Asa Briggs: A Very Open Intelligence

Asa Briggs has been associated with History Today from its beginning. In an interview to celebrate our 60th anniversary, he tells Paul Lay about his involvement with it, his new book on his days as a cryptographer and his passion for Blackpool.

The steep cobbled street outside Asa Briggs’ home in the Sussex market town of Lewes is awash with rain when I arrive on a grim Friday lunchtime. But the misery doesn’t last long. While Susan, his wife of more than 50 years and herself a distinguished academic, takes my sodden coat and collapsing umbrella, Asa appears in the hallway. Though in his 90th year, this warmest and most open of men still has the eager expression of one decades younger.

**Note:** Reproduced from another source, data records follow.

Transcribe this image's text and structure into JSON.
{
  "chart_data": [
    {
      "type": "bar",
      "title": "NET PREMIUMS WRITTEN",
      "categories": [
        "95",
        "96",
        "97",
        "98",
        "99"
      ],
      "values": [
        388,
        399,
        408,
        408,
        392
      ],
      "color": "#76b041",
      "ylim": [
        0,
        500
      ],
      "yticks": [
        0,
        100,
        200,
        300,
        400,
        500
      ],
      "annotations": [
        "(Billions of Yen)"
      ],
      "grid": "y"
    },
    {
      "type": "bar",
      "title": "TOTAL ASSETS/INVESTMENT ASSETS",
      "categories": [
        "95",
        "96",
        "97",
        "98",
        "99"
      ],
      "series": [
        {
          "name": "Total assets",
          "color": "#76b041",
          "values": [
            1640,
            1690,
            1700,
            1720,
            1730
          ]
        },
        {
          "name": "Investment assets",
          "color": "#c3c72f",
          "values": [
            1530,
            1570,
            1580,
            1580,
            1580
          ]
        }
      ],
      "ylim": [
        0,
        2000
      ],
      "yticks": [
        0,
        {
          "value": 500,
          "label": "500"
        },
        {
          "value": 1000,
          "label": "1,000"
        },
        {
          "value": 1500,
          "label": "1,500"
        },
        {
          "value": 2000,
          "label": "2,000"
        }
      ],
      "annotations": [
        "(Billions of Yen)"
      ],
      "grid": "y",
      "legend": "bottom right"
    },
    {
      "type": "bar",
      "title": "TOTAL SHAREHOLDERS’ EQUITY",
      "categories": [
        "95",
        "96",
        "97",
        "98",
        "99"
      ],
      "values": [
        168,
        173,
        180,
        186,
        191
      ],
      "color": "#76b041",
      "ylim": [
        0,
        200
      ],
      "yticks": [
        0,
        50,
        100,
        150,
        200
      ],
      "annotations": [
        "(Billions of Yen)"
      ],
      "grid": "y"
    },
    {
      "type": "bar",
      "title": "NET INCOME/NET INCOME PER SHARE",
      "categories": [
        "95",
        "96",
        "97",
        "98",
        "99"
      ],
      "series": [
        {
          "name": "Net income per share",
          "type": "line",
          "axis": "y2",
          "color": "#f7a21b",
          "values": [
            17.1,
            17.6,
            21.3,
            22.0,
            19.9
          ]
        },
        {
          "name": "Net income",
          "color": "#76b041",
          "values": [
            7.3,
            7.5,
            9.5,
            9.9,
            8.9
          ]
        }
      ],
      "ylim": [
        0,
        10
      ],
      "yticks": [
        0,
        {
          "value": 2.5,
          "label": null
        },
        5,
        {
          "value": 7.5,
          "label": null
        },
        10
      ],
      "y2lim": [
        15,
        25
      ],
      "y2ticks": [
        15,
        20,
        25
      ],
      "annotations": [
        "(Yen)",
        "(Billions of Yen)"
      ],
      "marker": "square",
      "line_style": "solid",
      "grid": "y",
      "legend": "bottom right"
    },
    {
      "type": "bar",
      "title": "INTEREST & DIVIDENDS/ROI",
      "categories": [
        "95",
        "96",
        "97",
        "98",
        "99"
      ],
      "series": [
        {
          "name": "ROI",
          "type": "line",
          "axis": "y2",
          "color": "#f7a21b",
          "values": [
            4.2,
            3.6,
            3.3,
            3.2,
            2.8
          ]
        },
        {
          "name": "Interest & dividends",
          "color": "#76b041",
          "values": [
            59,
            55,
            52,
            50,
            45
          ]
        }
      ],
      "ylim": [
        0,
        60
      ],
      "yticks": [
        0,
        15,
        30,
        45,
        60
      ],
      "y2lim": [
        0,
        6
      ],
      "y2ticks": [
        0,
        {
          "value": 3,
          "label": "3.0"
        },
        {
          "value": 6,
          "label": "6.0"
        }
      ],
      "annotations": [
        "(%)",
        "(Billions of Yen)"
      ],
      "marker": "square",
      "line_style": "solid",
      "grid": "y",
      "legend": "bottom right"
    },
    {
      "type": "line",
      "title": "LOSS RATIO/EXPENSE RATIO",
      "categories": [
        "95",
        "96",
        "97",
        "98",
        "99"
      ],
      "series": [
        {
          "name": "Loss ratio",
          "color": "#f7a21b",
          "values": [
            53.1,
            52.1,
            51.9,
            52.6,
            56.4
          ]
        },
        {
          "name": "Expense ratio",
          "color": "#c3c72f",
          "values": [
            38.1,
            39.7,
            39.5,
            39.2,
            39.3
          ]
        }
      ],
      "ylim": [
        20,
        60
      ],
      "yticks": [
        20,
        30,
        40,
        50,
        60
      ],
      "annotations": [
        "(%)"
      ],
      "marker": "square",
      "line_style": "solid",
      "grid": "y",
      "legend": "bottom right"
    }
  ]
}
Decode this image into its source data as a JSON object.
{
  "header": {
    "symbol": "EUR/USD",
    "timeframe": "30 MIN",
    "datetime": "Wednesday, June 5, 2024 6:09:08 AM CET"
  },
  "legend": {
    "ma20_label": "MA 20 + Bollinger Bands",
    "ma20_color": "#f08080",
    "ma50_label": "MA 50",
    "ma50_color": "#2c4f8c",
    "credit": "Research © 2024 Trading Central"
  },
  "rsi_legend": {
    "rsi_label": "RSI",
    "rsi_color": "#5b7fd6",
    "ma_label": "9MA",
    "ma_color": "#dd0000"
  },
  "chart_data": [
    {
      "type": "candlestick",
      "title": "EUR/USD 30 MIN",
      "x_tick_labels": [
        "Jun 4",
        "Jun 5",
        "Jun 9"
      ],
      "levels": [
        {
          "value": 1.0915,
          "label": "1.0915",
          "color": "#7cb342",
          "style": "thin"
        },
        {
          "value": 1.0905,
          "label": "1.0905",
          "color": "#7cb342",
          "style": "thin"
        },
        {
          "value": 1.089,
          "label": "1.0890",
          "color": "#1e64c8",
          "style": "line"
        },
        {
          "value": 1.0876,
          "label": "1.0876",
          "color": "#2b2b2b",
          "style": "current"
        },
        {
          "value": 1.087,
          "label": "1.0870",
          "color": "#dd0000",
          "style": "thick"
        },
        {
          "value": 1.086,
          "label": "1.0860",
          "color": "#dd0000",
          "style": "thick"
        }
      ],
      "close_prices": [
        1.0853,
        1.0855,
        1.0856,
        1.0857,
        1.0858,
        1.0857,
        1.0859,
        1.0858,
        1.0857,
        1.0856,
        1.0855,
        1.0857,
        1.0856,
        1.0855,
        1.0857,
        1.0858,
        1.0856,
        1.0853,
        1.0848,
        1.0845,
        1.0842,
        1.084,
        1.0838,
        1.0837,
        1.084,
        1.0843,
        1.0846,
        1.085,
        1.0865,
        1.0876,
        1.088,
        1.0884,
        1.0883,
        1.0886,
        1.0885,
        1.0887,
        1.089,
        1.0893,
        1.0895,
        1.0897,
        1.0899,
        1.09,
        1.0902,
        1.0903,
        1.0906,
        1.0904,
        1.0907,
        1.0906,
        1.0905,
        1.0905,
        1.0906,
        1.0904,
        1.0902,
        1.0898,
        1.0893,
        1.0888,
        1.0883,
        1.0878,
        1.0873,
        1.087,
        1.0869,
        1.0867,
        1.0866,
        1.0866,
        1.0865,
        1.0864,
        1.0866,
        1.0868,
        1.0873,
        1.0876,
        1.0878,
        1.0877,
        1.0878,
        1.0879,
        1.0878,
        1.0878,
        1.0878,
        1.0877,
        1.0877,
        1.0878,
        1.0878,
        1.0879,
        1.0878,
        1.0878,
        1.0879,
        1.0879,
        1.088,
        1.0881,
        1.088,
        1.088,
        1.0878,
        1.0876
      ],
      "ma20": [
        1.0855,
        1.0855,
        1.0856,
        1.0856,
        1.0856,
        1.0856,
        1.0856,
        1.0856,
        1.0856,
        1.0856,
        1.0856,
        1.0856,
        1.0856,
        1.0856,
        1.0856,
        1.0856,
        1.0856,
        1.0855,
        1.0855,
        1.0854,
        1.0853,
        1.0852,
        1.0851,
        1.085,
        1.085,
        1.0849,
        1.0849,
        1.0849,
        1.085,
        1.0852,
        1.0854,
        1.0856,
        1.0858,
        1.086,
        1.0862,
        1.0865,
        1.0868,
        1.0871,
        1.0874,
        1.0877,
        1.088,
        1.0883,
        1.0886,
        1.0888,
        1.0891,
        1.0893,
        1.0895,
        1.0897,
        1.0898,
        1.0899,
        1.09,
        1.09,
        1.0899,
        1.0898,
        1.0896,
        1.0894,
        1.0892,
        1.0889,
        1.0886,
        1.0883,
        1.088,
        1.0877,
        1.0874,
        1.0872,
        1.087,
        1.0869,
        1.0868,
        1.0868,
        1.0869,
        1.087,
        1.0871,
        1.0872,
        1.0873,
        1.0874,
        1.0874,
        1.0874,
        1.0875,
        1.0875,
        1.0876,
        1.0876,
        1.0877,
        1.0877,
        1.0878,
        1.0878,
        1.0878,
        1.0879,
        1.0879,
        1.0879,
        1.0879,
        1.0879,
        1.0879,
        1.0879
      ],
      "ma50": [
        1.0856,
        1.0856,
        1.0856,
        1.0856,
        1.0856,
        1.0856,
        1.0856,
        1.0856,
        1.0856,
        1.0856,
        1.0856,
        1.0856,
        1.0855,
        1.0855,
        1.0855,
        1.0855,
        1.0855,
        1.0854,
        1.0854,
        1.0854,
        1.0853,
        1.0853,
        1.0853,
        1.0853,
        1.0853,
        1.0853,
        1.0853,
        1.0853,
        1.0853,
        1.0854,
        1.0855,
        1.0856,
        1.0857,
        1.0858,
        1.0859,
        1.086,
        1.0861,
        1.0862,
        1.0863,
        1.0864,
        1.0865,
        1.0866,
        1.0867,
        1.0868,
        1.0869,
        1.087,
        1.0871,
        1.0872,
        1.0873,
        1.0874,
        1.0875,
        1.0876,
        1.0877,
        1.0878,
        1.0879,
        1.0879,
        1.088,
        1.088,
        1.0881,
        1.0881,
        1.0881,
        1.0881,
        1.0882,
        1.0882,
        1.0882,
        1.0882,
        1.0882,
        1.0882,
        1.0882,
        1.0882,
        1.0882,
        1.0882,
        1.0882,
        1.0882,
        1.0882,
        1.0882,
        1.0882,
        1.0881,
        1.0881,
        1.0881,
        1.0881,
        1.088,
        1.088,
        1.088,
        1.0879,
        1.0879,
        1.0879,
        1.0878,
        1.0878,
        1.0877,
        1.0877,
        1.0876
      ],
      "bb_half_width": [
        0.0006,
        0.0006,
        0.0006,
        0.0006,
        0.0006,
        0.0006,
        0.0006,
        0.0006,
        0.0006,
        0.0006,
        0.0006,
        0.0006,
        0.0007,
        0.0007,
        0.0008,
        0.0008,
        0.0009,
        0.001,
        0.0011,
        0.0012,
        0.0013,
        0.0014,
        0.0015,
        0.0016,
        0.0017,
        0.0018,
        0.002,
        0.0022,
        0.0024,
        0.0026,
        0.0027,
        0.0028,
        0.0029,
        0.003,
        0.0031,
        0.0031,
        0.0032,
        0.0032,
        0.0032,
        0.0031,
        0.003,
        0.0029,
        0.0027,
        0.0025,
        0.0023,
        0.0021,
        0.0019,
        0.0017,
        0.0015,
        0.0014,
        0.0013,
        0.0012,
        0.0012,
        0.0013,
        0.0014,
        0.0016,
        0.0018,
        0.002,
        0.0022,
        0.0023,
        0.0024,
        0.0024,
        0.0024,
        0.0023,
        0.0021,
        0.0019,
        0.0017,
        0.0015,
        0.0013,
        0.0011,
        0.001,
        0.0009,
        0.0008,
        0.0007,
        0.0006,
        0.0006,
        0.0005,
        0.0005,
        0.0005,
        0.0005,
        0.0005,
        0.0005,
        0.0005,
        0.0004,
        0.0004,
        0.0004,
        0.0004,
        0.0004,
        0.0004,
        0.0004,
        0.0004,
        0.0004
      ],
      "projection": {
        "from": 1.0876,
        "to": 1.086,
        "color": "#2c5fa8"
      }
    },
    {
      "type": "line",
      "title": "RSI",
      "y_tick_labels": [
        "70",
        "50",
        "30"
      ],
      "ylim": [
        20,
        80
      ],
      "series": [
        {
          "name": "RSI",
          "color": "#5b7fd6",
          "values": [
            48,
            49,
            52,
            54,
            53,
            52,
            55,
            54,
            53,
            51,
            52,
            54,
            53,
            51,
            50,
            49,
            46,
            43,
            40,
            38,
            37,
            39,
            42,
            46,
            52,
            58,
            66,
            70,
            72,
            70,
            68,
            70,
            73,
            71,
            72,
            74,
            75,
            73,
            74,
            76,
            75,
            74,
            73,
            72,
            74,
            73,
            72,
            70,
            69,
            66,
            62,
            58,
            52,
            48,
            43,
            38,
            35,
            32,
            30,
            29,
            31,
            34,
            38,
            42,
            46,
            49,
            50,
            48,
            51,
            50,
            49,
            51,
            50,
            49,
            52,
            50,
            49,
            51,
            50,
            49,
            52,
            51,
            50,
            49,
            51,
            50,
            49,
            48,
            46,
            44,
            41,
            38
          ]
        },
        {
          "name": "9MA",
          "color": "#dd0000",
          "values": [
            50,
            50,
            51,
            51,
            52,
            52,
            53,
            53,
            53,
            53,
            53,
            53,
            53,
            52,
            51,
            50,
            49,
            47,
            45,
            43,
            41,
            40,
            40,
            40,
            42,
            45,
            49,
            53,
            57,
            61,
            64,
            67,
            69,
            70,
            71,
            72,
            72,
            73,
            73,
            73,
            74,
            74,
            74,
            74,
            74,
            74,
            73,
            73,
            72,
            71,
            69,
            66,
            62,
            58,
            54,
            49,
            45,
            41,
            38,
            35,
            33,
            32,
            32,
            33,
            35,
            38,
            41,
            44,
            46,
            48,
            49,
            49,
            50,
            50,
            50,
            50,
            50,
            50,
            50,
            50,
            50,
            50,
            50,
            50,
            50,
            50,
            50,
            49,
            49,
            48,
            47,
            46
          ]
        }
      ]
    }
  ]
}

‘Would you like a drink?’ he asks.

‘I’ll have what you’re having,’ I reply, expecting a small glass of wine, perhaps. Instead I am served a large glass of neat vodka ornamented with a couple of ice cubes. Baron Briggs of Lewes, the authority on the Victorians, may share their work ethic, but he lacks their puritanism.

We sit and chat around what looks like a bridge table in a small room whose walls are covered by a richly detailed mural.

‘They’re scenes from our lives, by Julia Rushbury’, he informs me. ‘She’s the daughter of Sir Henry Rushbury, the former keeper of the Royal Academy. We were the first people to employ her. It made its way into World of Interiors.’